That Supreme Court justices have to offer legal arguments rather than rely on professions of faith in interpreting American laws is a feature, not a bug. But it can also be awkward to talk in exclusively secular terms about an institution that many Americans see as deeply religious—and this is as true of the majority opinion as it is of the dissents. For all the soaring rhetoric about marriage in Kennedy’s decision, said Andy Koppelman, a constitutional law professor at Northwestern Law, it’s not exactly clear why marriage is a fundamental right according to the Constitution. “Every reason that [Kennedy] cites is a reason why same-sex marriage is a good idea,” he said. “But it’s not clear that they’re legal reasons. Not every good reason is a legal argument.” For Kennedy, marriage is about dignity and happiness, just as for Alito, Roberts, Scalia, and Thomas, it’s primarily about procreation; both of these are first-principle claims. In part, the division among the justices comes down to their opinions about what the Court should do in a case like this. As Roberts writes:
Stripped of its shiny rhetorical gloss, the majority’s argument is that the Due Process Clause gives same-sex couples a fundamental right to marry because it will be good for them and for society. If I were a legislator, I would certainly consider that view as a matter of social policy. But as a judge, I find the majority’s position indefensible as a matter of constitutional law.

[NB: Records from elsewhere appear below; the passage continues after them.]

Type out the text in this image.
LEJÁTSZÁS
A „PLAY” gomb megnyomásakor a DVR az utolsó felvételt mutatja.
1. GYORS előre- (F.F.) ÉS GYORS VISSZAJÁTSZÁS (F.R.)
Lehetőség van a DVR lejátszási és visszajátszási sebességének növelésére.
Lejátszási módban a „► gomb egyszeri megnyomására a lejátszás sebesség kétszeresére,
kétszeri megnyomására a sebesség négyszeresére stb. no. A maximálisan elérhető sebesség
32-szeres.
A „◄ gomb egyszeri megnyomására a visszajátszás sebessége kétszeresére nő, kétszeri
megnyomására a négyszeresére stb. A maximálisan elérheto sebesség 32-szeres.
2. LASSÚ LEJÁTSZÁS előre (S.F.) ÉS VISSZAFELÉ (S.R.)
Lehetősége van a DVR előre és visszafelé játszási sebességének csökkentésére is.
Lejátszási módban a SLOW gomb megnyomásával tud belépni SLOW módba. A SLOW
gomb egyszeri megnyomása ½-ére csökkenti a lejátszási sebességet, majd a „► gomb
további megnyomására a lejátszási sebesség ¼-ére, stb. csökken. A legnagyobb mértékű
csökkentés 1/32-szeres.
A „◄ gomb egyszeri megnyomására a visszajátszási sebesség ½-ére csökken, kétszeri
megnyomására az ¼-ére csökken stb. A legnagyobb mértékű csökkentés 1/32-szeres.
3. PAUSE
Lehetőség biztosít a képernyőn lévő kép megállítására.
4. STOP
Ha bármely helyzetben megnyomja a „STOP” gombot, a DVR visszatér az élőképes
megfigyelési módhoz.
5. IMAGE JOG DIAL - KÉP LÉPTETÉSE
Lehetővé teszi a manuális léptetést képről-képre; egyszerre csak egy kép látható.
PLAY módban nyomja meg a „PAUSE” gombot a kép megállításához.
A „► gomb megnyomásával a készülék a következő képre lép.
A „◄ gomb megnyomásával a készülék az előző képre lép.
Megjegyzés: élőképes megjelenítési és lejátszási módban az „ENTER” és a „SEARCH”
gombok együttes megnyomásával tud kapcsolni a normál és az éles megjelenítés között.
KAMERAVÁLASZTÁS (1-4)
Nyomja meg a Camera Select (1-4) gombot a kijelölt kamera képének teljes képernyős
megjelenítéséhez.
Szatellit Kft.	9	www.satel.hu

“This whole area of the law is troubling in the sense that one doesn’t like the Court just making it up,” Koppelman added. “Kennedy is vulnerable on that score: He hasn’t got a good answer to the claim that he is just making it up.”
Regardless, here we are; this is the decision America got. Now that the Court has resolved the legal question of same-sex marriage, there may be more clarity in the opposition to same-sex marriage. Russell Moore, the head of the Southern Baptist Convention’s policy arm, called on Christians to defend an increasingly counter-cultural, “biblical” understanding of marriage. The head of the United States Conference of Catholic Bishops, Joseph E. Kurtz, called the decision “a tragic error that harms the common good and most vulnerable among us.” It’s not just Christians, either: The Orthodox Union, a Jewish organization, issued a statement to “reiterate the historical position of the Jewish faith, enunciated unequivocally in our Bible, Talmud and Codes, which forbids homosexual relationships and condemns the institutionalization of such relationships as marriages.” Yet many conservative leaders have paired their opposition to gay marriage with a call to care for those who identify as gay (or, as some phrased it, who experience “same-sex attraction”). This framing may only be possible because the goal has changed; marriage in this country can now be treated entirely as a cultural and religious question, rather than a political and legal one.
As for those social conservatives who forecast the certain decline of “a keystone of the Nation’s social order,” perhaps they should look to Alito’s dissent, in which he cites his own writing in United States v. Windsor: “At present, no one—including social scientists, philosophers, and historians—can predict with any certainty what the long-term ramifications of widespread acceptance of same-sex marriage will be.”